PDA

View Full Version : US pivot to Asia should promote cooperation, and include joining CPTPP



reporter2
28-09-21, 12:22
US pivot to Asia should promote cooperation, and include joining CPTPP

Sep 28, 2021

ALL eyes now seem to be on the American strategic pivot to the Indo-Pacific region. First came the news about growing cooperation between the US, the UK and Australia in the form of a new military pact, Aukus, involving the sale of nuclear-powered submarines.

Then on Friday US President Joe Biden held the first in-person meeting of the Quadrilateral Security Dialogue, better known as "the Quad", an informal strategic forum of the US, Australia, Japan, and India - democratic countries with vested interests in countering the China surge in Asia. President Biden was joined at the White House in Washington, DC, by Japanese Prime Minister Yoshihide Suga, Indian leader Narendra Modi and Australian Prime Minister Scott Morrison for a two-hour meeting during which they stressed their goal of "promoting the free, open, rules-based order, rooted in international law and undaunted by coercion, to bolster security and prosperity in the Indo-Pacific and beyond". "We stand for the rule of law, freedom of navigation and overflight, peaceful resolution of disputes, democratic values and territorial integrity of states," the four leaders said in a statement that seemed to be directed at China, although China wasn't specifically mentioned.

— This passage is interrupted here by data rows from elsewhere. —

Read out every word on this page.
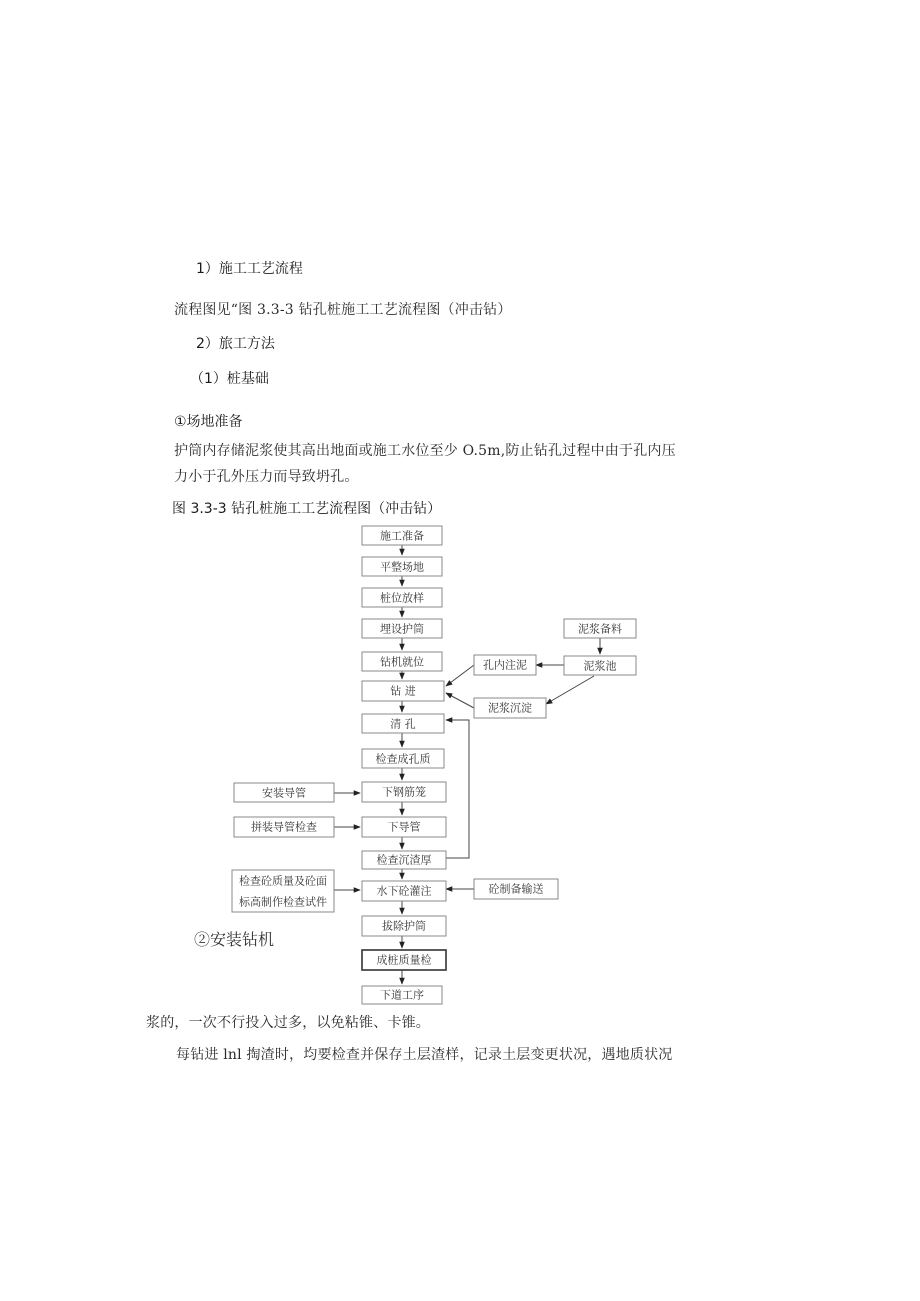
1）施工工艺流程
流程图见“图 3.3-3 钻孔桩施工工艺流程图（冲击钻）
2）旅工方法
（1）桩基础
①场地准备
护筒内存储泥浆使其高出地面或施工水位至少 O.5m,防止钻孔过程中由于孔内压
力小于孔外压力而导致坍孔。
图 3.3-3 钻孔桩施工工艺流程图（冲击钻）
施工准备
平整场地
桩位放样
埋设护筒
钻机就位
钻 进
清 孔
检查成孔质
下钢筋笼
下导管
检查沉渣厚
水下砼灌注
拔除护筒
成桩质量检
下道工序
泥浆备料
泥浆池
孔内注泥
泥浆沉淀
砼制备输送
安装导管
拼装导管检查
检查砼质量及砼面
标高制作检查试件
②安装钻机
浆的，一次不行投入过多，以免粘锥、卡锥。
每钻进 lnl 掏渣时，均要检查并保存土层渣样，记录土层变更状况，遇地质状况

The Quad has morphed into top-level strategic cooperation on security, tech, and the global economy by four governments who have taken an increasingly more combative view of China' growing assertiveness in the region, and have called for maintaining the maritime rules-based order in the East and South China Sea.

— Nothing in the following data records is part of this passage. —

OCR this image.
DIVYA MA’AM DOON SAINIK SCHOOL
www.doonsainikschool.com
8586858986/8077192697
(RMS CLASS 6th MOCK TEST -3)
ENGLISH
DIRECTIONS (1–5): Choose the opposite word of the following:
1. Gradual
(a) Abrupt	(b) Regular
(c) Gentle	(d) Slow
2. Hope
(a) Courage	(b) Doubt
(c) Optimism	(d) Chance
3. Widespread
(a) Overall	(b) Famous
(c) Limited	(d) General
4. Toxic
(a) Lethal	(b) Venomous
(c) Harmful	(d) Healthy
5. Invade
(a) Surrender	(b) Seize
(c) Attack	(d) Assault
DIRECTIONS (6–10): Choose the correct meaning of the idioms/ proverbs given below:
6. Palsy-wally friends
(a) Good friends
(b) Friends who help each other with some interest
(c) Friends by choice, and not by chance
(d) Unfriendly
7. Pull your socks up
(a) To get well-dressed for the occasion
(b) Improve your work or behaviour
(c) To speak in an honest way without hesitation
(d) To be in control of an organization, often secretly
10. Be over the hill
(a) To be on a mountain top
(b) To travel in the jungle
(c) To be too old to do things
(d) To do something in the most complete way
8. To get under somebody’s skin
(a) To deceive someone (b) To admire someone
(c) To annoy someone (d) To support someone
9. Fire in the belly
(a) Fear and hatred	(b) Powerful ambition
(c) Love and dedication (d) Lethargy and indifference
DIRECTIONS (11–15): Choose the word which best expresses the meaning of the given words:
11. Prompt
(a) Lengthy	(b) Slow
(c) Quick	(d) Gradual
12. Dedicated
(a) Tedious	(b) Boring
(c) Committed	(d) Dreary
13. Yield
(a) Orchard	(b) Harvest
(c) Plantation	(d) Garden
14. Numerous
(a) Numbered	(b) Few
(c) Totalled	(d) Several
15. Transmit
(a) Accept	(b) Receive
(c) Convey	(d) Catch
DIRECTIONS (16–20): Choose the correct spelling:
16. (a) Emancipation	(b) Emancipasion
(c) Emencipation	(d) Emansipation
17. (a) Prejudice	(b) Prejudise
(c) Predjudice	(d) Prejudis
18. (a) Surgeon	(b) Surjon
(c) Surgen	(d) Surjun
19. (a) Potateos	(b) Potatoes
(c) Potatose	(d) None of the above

Moreover, the Quad, like the Aukus pact, signifies the continuing shift of America's geo-strategic and geo-economic focus to the Indo-Pacific region, a development that has been welcomed by America's partners in the region. They would like to see the US serving as a counter-balance to China's influence and cementing its leadership position there, and thus countering the worrisome signs of rising isolationism and protectionism in Washington.

Yet these same regional partners, including the members of the Association of South-East Nation (Asean), are less than enthusiastic about the notion that the US pivot to Asia could accelerate tensions between Beijing and Washington and transform the Indo-Pacific into a central arena for an evolving new Cold War between these two superpowers.

From that perspective, the US should resist the pressure coming from military hawks in Washington, and from Japan, who want to turn the Quad into a military alliance, an Indo-Pacific version of the North Atlantic Treaty Organization (Nato), and to challenge Beijing over core national security issues, including the future of Taiwan - an approach that could risk a military confrontation with China. India and South Korea, and other pro-US governments in the region, would prefer to see the Quad evolving into a multilateral grouping that focuses on areas of cooperation, and that could potentially involve China.

Hence Friday's decision by the Quad to move ahead on a joint plan to provide Covid-19 vaccines around Asia and their pledge to "decarbonise at pace" and "keep climate goals within reach" should be welcomed as part of a more cooperative approach.

Moreover, the time has come for the US to reassess its early decision not to join the Trans-Pacific Partnership (TPP), the trade and investment pact negotiated by the Obama administration. The Biden team should now look into joining the successor to the TPP, the Comprehensive and Progressive Agreement for Trans-Pacific Partnership (CPTPP). This would allow Washington to employ its economic power to help set global trade and investment rules, and affirm its leadership position in the region.